We did not find strong individual SNPs and Indels for predicting ADRs. There are several potential reasons for the subpar performance of genomic-based modeling:

1. Many of the genetic variants that have been demonstrated to be associated with ADRs are located in regions of the genome for which SNParrays are ill suited, such as the incredibly complex HLA regions and the CYP gene family.
2. SNParrays were designed to investigate common variants, and therefore their data are less informative for rare and low-frequency variants. We used relatively stringent criteria when selecting genomic features to filter them out. But it is possible that some rare and low-frequency variants are informative for ADR prediction.

The fact that phenotypic features are stronger predictors than genomic ones is not surprising. Published GWAS results have found that the genetic component very often only accounts for a small fraction of variance observed in the trait of interest (so called “missing heritability”) meaning that a lot of non-genetic factors also play a role in the said trait.

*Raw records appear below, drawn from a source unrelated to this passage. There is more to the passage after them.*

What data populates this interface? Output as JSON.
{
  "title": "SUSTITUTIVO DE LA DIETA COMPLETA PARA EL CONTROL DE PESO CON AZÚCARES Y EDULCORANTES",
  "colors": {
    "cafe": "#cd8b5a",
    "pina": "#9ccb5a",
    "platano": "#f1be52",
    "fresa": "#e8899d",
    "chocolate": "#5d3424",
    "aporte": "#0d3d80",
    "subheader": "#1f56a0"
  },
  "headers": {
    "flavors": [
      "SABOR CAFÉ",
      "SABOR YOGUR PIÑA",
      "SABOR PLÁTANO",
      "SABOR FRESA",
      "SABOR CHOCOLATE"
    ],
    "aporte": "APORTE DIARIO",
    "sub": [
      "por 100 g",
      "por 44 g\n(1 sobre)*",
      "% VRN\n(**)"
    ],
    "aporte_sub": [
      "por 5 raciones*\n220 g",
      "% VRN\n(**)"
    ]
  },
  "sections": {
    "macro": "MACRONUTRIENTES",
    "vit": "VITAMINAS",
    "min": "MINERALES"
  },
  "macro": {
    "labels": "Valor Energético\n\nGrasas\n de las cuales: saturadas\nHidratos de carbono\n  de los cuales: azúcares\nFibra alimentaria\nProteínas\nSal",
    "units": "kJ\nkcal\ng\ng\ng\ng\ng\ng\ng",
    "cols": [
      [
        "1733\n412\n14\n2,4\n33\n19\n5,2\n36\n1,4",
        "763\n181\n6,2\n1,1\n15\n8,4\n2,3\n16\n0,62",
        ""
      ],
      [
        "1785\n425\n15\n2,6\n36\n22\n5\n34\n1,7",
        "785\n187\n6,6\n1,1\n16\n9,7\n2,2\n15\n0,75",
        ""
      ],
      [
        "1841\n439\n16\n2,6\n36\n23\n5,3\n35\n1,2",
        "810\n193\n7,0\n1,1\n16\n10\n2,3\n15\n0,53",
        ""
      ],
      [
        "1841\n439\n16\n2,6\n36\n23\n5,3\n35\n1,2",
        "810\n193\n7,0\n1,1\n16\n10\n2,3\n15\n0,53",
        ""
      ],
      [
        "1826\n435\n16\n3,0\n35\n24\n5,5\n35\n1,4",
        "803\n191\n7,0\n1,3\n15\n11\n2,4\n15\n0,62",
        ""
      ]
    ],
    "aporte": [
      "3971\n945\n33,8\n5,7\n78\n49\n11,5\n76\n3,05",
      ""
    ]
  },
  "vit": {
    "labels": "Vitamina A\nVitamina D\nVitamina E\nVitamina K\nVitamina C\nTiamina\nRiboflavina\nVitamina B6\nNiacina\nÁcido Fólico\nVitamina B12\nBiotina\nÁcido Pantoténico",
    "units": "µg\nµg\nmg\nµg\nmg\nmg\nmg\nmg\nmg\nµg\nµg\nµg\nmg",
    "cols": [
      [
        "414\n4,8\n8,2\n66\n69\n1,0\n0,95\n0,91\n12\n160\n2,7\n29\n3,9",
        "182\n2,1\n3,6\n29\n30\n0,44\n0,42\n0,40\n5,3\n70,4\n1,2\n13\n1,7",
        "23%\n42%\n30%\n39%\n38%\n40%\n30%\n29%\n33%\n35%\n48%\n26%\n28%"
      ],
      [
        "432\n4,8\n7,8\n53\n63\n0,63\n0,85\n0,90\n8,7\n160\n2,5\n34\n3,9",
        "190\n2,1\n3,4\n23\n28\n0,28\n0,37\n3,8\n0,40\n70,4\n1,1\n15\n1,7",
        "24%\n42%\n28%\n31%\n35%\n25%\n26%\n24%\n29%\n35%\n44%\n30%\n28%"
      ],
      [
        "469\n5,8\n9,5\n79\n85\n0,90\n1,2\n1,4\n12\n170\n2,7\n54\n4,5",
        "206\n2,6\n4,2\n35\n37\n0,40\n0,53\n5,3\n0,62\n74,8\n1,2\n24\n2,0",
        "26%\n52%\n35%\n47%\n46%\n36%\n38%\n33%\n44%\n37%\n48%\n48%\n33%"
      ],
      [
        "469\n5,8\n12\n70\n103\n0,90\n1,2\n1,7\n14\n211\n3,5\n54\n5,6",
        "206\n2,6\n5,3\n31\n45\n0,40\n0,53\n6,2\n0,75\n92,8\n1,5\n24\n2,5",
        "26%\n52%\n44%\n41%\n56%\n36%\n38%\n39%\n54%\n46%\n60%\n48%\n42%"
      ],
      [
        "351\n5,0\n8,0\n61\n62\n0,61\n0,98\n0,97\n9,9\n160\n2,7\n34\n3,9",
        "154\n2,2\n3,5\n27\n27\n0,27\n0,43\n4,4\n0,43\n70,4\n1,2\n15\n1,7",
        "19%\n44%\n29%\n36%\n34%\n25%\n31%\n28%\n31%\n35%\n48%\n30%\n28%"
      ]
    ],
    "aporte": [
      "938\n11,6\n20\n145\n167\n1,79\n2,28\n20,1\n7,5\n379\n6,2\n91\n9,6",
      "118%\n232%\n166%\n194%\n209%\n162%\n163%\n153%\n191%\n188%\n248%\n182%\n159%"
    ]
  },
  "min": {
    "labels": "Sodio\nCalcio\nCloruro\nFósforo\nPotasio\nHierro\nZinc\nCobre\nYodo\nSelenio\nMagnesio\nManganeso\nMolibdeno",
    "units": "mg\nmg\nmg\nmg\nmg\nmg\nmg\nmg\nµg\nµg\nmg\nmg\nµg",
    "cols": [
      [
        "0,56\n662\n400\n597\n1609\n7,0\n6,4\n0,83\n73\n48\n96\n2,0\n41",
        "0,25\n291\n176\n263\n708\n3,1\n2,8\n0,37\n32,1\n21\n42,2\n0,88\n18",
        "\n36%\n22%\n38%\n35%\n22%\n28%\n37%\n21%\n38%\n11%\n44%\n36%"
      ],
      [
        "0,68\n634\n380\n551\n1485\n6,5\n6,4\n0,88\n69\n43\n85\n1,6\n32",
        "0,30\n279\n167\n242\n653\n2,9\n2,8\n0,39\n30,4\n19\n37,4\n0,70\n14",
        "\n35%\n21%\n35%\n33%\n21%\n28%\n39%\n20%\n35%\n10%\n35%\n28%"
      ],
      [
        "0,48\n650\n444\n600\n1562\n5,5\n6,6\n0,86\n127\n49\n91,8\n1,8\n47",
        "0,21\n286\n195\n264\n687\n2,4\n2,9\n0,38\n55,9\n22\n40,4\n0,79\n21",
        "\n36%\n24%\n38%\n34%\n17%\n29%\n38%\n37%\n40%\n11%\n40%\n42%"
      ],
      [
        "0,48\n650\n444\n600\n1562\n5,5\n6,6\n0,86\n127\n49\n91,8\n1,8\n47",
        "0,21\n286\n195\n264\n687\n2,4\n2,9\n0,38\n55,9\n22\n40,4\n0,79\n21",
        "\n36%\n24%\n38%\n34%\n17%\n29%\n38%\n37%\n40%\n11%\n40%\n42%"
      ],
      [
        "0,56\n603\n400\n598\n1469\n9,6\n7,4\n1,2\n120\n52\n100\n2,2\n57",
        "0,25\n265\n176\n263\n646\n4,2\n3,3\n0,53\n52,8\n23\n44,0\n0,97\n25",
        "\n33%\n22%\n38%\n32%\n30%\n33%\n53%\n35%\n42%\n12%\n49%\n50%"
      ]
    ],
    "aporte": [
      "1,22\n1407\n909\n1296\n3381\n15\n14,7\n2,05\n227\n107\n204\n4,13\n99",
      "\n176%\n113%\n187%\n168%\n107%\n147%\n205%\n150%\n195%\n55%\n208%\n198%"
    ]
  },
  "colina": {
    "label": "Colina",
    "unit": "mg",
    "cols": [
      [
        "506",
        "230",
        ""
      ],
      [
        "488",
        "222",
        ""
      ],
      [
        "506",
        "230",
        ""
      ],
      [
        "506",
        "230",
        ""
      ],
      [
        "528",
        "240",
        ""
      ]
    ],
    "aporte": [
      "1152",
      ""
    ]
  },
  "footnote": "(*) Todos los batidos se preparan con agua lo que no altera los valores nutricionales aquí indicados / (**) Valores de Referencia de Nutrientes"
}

Future directions/closing thoughts

This study is the first time we applied a decision-tree boosting approach to PGx. There is a lot of room for improvement. In addition to relaxing the selection criteria for genomic variants, we can also explore the use of Identity By Descent (IBD) segments as genomic features. IBD segments consist of multiple variants, and they capture genomic architecture in people, without being subject to sampling error (selecting genomic variants). Previously, detecting IBD segments was computationally intensive, however, recent advancements in methodology have made it efficient for large scale studies.

Moreover, studies on genomic variants for drug-specific ADRs have yielded encouraging results. We may try a narrower-scope approach, such as separating individuals into groups that take the same type of medications (sharing the same target or biological system).

Acknowledgements

This research has been conducted using the UK Biobank Resource under application number 46926.